Auf den Punkt: MedusaHVNC nutzt versteckte Windows-Desktops zur Verschleierung von Fernzugriffen, weshalb Netzwerküberwachung als Erkennungsmechanismus kritisch ist.
Der Remote Access Trojaner MedusaHVNC wird als Malware-as-a-Service verbreitet und installiert sich über eine fünfstufige Infektionskette, die Systeme dauerhaft kompromittiert.
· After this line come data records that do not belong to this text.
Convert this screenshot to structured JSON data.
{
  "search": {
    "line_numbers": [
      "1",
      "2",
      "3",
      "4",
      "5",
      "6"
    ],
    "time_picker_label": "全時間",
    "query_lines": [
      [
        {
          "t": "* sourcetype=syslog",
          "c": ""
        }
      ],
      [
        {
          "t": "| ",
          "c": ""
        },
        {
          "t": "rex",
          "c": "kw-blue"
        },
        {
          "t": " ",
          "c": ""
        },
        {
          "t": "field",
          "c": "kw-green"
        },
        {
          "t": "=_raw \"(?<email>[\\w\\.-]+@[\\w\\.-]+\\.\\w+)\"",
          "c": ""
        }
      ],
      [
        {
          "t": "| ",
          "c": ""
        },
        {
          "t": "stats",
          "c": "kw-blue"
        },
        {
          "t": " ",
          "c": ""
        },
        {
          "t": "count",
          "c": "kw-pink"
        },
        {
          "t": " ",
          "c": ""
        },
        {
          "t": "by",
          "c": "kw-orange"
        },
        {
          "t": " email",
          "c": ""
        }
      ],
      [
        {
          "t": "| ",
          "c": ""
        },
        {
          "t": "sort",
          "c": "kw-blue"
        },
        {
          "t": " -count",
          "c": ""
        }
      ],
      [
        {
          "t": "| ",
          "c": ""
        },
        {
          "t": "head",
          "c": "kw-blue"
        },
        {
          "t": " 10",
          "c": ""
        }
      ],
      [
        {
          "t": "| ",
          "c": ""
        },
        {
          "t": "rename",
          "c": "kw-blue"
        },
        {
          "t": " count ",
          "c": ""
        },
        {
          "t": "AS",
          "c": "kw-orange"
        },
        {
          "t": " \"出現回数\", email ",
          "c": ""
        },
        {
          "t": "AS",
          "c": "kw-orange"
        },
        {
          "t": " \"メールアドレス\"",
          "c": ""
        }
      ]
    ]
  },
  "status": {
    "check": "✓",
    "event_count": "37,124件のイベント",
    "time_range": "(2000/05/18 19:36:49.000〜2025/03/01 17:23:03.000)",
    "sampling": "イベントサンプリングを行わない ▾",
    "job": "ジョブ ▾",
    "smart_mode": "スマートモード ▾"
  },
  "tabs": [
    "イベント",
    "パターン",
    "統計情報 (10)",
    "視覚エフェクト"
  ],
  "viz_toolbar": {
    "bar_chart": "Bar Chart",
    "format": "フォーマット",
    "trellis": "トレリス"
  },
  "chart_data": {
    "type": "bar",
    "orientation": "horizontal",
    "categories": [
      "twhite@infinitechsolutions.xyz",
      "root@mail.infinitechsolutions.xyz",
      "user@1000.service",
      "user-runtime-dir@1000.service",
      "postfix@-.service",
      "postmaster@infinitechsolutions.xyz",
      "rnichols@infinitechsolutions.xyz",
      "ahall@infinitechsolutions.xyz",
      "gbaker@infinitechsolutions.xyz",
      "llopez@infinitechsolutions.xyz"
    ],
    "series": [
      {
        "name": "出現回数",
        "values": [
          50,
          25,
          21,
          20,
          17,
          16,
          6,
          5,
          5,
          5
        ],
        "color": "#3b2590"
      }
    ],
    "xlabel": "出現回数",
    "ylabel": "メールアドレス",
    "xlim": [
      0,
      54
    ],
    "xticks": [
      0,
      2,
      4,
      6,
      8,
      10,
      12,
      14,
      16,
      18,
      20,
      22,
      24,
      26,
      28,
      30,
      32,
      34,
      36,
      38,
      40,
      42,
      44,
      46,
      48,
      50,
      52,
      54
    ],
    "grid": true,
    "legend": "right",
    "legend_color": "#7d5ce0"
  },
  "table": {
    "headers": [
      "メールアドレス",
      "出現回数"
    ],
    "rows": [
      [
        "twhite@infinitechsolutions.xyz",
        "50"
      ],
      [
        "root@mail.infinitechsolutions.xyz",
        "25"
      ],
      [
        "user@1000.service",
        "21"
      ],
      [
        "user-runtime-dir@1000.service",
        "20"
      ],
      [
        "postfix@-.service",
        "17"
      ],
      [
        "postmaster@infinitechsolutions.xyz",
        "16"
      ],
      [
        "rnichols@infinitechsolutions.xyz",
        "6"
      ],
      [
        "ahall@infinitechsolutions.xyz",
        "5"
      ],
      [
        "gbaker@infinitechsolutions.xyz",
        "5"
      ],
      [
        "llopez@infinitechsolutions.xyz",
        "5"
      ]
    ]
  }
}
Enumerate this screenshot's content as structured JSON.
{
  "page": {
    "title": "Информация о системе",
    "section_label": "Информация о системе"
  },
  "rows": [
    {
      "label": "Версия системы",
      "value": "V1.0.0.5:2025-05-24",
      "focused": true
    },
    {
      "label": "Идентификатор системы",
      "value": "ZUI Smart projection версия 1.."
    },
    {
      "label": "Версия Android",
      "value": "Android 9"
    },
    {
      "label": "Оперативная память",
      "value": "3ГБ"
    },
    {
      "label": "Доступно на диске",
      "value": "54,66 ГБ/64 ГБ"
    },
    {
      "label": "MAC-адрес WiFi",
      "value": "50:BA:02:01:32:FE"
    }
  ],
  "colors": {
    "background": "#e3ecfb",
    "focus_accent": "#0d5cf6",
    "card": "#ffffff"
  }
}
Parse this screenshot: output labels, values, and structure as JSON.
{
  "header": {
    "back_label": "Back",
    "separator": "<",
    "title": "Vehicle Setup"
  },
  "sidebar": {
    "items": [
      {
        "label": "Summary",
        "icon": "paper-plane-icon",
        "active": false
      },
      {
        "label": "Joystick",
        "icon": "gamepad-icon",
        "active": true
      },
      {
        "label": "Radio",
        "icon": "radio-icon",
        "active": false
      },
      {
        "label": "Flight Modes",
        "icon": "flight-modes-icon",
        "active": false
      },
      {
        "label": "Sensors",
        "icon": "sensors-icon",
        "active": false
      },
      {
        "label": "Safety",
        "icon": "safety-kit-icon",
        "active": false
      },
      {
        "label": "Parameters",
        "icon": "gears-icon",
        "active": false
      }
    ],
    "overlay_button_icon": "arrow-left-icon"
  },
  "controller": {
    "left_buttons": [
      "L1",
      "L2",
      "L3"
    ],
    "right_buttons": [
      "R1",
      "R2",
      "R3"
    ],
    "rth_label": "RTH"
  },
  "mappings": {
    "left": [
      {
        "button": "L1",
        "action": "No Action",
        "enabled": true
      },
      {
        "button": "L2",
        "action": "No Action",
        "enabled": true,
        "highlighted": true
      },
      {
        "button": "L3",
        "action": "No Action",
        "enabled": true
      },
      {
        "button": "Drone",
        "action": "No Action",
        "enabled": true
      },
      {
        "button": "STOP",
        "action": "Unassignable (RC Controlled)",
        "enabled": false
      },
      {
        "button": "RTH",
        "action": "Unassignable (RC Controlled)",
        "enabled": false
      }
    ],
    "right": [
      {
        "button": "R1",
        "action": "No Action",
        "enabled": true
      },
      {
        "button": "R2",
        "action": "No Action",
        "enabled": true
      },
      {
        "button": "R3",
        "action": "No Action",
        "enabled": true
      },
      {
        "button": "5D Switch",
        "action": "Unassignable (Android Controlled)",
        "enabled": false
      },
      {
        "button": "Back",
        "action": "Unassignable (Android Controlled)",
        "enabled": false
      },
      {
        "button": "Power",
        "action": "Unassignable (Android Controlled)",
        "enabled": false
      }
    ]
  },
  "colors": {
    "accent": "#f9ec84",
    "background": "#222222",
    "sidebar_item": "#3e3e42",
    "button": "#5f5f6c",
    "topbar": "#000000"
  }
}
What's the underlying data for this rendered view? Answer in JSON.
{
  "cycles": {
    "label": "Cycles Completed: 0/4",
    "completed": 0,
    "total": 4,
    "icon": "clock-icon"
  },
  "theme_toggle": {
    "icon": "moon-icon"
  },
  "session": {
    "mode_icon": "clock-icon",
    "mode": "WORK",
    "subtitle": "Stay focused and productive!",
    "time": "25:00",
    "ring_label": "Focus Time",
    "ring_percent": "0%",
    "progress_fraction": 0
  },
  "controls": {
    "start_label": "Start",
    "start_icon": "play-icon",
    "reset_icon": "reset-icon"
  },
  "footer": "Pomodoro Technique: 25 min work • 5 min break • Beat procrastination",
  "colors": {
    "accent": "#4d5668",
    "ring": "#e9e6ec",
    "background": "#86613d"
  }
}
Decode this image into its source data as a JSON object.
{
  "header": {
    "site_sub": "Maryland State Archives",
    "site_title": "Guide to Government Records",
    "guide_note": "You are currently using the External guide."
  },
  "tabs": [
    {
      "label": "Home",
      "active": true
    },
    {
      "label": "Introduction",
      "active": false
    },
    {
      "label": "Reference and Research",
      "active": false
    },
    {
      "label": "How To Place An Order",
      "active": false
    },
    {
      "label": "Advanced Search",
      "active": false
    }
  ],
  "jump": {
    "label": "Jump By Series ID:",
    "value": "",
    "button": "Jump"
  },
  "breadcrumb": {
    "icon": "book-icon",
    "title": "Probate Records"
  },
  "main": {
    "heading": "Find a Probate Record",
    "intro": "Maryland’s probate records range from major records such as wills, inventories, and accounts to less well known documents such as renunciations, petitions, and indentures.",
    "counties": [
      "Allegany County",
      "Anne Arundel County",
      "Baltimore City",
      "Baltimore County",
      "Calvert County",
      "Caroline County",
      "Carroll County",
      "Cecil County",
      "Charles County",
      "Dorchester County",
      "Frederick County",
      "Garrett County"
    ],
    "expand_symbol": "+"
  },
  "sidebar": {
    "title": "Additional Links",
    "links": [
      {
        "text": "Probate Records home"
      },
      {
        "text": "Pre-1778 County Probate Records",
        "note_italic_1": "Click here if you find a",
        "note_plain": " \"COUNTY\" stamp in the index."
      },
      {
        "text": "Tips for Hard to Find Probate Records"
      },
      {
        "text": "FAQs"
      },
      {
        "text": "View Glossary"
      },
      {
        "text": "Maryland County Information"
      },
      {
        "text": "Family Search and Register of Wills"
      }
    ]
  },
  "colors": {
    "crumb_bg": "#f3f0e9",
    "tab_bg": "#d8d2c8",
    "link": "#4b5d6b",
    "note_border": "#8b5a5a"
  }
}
Die Schadsoftware nutzt für den Angreifer unsichtbare Windows-Desktops, um Aktivitäten vor dem legitimen Benutzer zu verbergen.
Sicherheitsforscher von BlackFog haben die Funktionsweise von MedusaHVNC analysiert. Die Schadsoftware wird über eine eigene Webseite und einen Telegram-Kanal als bezahlter Service angeboten. Die Infektion startet mit der Ausführung eines JScript-Launchers durch wscript.exe, gefolgt von einer Verzögerung von etwa 7,5 Sekunden. Das Skript legt Dateien im Verzeichnis %TEMP%Nx2981Okkr2 ab und schreibt eine Batch-Datei in den Autostart-Ordner, um Persistenz herzustellen.
Die Nutzlast wird über Windows AutoIT in den Prozess charmap.exe injiziert und durch zwei Verschlüsselungsschichten geschützt: zunächst eine 16-Byte-XOR-Operation auf 1.009.152 Bytes des .data-Abschnitts, danach ChaCha20-Entschlüsselung mit 32-Byte-Schlüssel und 12-Byte-Nonce. Die finale PE32+-Datei verbindet sich zur Befehlsserver-Adresse 51.89.204.28 über Port 4444.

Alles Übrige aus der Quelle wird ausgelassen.